Presidente brasileiro inicia agenda na cúpula com encontro bilateral na França e destaca multilateralismo, desenvolvimento sustentável e paz
O presidente Luiz Inácio Lula da Silva iniciou sua participação na cúpula do G7 com uma reunião bilateral com o presidente da França, Emmanuel Macron. O encontro ocorreu em Evian-les-Bains, cidade francesa que sedia a reunião das principais economias do mundo.
Convidado pelo governo francês, o Brasil participa da cúpula na condição de país observador, ao lado de outras nações e organizações internacionais que foram chamadas para contribuir com os debates sobre economia, desenvolvimento, segurança e cooperação global.
Defesa do Sul Global
Após o encontro, Lula destacou que o Brasil participa da cúpula levando pautas ligadas ao fortalecimento do multilateralismo, à promoção da paz e ao desenvolvimento sustentável.

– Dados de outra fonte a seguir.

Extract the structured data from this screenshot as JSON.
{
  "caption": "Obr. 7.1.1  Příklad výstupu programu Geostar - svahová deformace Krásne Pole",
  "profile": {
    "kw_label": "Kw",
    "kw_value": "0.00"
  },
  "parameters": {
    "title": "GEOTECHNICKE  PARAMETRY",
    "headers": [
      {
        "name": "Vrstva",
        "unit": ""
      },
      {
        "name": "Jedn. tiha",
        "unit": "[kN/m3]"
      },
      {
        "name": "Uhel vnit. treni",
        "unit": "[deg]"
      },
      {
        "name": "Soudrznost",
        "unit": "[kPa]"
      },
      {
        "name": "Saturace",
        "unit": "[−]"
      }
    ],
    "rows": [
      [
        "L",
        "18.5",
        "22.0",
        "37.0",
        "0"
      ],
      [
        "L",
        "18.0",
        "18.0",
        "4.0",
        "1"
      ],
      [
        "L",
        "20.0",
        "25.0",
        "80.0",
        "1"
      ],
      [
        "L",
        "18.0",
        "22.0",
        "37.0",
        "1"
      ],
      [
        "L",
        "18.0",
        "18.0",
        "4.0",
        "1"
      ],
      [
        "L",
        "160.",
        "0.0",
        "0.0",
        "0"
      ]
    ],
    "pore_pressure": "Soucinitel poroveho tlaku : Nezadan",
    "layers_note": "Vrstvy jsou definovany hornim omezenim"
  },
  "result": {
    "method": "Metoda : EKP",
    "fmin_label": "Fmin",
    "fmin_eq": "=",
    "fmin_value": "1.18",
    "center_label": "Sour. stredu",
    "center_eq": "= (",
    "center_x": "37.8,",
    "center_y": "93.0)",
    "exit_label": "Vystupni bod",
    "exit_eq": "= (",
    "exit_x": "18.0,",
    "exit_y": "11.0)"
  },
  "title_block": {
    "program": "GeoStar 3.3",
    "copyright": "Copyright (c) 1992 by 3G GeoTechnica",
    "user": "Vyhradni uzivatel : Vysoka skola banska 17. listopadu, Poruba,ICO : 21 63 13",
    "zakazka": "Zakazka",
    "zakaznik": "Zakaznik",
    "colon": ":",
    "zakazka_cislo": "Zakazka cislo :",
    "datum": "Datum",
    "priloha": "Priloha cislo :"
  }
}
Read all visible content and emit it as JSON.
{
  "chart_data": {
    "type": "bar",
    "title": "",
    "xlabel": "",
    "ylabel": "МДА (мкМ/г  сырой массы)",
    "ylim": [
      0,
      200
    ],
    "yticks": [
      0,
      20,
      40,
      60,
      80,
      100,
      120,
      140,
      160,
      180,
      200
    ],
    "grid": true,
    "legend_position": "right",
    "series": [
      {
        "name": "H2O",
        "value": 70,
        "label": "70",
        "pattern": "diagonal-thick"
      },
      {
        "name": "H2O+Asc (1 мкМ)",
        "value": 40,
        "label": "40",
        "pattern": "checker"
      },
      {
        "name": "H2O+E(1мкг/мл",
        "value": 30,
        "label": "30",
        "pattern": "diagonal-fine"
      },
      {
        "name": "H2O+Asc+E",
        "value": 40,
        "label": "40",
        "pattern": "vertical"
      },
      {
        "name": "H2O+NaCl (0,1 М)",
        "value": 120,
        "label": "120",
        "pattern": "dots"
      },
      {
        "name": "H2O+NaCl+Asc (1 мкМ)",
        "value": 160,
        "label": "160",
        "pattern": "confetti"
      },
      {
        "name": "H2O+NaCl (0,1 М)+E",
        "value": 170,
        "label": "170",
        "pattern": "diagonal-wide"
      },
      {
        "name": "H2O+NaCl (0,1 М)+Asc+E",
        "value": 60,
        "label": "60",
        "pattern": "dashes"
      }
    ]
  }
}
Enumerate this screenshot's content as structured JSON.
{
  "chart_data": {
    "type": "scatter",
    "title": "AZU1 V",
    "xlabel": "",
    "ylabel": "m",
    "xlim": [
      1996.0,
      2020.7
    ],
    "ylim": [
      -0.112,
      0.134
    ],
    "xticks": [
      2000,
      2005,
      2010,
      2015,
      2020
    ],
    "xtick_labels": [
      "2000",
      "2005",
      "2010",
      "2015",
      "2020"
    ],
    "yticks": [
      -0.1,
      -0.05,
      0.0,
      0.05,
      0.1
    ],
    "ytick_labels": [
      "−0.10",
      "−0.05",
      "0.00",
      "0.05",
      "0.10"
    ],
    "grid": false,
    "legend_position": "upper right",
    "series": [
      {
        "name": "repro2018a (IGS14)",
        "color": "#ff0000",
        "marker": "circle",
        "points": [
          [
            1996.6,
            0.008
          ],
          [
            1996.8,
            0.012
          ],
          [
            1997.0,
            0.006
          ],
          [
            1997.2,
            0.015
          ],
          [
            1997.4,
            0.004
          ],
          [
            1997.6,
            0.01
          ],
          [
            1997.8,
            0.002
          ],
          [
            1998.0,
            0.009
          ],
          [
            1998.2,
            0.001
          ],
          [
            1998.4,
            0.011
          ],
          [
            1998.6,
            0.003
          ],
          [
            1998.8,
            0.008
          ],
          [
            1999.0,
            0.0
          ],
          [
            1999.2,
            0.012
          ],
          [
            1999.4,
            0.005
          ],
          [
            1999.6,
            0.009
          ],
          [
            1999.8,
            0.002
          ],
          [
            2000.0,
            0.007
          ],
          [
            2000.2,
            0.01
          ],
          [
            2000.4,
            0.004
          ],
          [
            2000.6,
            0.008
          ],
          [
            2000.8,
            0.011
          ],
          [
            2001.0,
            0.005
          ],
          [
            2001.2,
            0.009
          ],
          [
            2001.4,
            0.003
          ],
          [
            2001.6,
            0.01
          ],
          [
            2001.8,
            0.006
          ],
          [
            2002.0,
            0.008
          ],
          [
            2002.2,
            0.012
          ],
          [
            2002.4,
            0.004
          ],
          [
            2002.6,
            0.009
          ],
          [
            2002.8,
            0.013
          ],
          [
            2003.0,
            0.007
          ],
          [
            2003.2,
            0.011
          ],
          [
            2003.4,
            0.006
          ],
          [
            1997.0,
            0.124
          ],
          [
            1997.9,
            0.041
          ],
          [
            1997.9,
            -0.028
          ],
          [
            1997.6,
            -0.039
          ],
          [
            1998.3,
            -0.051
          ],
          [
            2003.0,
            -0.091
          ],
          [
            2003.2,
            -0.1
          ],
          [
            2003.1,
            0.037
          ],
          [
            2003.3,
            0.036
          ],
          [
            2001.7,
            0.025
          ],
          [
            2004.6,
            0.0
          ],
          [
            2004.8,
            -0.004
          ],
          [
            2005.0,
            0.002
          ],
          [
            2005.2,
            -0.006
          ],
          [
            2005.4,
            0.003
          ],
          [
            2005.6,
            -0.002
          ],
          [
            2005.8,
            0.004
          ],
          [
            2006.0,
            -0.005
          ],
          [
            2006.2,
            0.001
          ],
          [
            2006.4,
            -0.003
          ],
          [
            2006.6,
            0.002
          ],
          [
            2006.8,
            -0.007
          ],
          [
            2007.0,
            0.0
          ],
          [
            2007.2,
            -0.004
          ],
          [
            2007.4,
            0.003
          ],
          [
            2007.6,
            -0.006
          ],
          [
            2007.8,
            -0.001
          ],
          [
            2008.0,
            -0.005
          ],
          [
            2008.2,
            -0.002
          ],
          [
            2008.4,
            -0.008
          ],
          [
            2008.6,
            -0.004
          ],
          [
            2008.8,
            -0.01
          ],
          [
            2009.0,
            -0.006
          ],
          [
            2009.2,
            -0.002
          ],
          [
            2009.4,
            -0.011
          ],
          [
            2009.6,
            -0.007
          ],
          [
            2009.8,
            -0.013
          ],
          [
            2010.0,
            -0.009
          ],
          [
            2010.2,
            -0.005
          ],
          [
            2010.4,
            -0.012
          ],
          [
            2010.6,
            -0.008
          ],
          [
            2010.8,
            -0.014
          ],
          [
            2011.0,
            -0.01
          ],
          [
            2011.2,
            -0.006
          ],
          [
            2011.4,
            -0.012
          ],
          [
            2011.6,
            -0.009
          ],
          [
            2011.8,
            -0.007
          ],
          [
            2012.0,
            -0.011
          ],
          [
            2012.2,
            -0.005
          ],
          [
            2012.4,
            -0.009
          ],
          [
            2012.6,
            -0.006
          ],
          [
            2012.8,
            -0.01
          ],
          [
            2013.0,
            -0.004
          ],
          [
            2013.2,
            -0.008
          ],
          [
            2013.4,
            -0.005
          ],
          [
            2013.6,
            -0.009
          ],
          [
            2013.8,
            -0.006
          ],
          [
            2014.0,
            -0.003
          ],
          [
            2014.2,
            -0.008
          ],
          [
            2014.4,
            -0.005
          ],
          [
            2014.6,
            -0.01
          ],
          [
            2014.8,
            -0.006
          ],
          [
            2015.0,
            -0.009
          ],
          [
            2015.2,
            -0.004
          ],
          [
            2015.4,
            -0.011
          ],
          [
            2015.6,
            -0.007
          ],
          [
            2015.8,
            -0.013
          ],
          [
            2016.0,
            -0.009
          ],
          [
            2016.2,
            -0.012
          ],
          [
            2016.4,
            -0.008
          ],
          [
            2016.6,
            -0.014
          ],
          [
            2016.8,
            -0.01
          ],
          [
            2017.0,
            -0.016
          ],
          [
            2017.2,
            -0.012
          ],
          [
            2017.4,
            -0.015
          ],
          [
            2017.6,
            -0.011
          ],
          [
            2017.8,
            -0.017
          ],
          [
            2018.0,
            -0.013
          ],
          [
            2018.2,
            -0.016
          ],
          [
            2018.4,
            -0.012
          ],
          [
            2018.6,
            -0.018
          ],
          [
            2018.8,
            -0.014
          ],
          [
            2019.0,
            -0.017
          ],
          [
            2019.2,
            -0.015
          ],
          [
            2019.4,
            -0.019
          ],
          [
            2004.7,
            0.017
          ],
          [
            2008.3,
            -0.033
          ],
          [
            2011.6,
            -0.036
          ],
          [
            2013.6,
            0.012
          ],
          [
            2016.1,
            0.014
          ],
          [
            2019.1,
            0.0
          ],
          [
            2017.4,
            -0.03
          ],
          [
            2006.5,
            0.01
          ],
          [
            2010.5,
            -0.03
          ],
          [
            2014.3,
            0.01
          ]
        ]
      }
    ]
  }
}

O presidente também reforçou a necessidade de ampliar a participação dos países do chamado Sul Global nos processos de tomada de decisão dos principais organismos internacionais. Segundo ele, é fundamental que as nações em desenvolvimento tenham maior representação nos debates que influenciam a economia e a governança mundial.
Relação entre Brasil e França
A reunião entre Lula e Macron ocorre em um momento de aproximação diplomática entre os dois países. Brasil e França mantêm parcerias em áreas como meio ambiente, comércio, defesa, ciência, tecnologia e cooperação internacional.
Os dois líderes também compartilham posições semelhantes em temas ligados à preservação ambiental, combate às mudanças climáticas e fortalecimento das instituições multilaterais.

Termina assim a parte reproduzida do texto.